Professor Boudreaux’s preamble to Pimpocracy provides a useful introduction to a startling study that has been languishing in the footnotes of American life.
The Sunlight Foundation—a nonpartisan watchdog group that tracks lobbyist spending and influence in both parties—reported on research it undertook between 2007 and 2012, tracking 200 of America’s most politically active corporations.

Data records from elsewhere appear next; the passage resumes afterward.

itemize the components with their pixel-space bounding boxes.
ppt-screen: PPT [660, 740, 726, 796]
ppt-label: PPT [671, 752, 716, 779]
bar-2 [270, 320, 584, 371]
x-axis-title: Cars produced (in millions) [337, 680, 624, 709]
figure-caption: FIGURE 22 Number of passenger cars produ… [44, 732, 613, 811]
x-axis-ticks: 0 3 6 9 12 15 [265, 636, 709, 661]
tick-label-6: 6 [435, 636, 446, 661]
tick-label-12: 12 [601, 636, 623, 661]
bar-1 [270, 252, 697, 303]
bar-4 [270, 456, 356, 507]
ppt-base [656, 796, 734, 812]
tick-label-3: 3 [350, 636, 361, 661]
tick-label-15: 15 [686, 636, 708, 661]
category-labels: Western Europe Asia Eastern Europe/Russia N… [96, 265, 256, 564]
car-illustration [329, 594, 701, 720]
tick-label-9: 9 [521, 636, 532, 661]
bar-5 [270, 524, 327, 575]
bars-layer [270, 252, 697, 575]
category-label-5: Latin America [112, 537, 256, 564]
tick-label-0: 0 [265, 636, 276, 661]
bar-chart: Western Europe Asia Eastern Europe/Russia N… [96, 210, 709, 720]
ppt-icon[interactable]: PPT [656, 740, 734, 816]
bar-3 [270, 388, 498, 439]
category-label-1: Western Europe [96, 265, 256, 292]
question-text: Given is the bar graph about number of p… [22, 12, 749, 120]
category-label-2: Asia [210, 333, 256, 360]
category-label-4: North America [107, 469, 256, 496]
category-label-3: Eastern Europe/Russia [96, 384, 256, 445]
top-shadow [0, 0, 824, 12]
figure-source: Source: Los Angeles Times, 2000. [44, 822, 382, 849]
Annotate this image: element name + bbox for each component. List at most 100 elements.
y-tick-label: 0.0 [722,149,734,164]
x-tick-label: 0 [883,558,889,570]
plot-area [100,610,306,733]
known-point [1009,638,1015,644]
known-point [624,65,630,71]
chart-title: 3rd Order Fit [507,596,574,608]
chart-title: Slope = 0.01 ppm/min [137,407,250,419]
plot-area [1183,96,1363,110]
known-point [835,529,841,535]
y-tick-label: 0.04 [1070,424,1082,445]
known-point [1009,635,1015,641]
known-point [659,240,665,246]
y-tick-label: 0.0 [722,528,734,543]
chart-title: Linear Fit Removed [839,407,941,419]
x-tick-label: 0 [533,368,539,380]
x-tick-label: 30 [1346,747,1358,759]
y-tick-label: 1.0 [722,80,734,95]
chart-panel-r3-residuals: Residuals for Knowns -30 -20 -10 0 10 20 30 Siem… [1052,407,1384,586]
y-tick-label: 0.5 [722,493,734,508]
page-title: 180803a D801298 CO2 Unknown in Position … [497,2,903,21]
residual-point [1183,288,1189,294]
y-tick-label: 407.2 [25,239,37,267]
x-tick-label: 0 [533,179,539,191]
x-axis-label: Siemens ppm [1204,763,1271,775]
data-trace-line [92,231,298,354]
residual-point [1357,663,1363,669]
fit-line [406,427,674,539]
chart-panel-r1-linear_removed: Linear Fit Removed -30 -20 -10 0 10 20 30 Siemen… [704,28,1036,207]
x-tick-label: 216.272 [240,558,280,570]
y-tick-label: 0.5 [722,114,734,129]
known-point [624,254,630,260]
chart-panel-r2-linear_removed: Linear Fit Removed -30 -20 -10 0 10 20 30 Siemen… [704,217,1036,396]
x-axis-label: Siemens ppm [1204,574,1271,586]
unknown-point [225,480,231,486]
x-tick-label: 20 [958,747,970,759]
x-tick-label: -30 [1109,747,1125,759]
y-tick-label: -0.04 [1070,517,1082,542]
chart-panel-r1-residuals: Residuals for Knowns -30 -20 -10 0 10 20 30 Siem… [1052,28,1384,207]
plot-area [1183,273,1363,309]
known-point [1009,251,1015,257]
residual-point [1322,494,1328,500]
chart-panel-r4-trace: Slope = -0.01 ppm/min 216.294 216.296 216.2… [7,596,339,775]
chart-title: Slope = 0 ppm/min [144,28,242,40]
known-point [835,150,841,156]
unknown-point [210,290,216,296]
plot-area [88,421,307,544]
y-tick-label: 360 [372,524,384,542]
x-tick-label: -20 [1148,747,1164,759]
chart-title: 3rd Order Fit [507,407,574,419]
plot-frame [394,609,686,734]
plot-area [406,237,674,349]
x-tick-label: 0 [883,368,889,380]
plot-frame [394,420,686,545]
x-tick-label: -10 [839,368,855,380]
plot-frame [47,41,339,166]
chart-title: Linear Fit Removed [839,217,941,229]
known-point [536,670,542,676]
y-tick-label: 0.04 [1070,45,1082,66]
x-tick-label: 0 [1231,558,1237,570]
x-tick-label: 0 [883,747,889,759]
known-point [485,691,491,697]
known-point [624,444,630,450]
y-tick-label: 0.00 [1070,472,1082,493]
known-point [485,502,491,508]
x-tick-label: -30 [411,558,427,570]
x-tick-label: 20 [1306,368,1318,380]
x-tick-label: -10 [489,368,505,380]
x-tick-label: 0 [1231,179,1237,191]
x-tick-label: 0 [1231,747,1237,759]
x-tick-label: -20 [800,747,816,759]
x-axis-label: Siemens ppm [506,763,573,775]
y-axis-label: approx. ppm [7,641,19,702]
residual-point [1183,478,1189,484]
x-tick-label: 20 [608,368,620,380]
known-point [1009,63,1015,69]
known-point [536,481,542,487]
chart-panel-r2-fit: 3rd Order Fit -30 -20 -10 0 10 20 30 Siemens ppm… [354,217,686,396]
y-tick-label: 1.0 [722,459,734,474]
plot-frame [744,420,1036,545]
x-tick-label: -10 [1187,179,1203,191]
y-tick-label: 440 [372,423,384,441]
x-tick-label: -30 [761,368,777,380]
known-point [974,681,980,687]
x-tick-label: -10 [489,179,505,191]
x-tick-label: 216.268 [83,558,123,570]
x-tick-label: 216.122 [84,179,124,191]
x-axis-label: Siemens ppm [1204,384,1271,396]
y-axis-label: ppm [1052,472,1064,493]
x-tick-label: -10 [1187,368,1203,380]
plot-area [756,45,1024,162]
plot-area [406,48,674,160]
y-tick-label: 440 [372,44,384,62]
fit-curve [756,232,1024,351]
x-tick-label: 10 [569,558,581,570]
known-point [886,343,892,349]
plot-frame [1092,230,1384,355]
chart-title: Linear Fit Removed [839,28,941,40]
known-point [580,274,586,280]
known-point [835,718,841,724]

After examining 14 million records—including data on campaign contributions, lobbying expenditures, and federal budget allocations and spending—they found that, on average, the United States’ most politically active corporations received $760 from the government for every dollar spent on influencing politics, for a total of $4.4 trillion (two-thirds of the $6.5 trillion that the federal treasury received from individual taxpayers). As the figure was rounded up slightly, that translates to a 75,900 percent rate of return. Compare that to the 0.25 percent Grandmother gets on her CDs.
Recall our discussion from chapter 1 on the finding, from the Journal of Economic Growth, that the proliferation of US government regulation since 1949 has cost every man, woman, and child in the United States about $125,000 of annual income.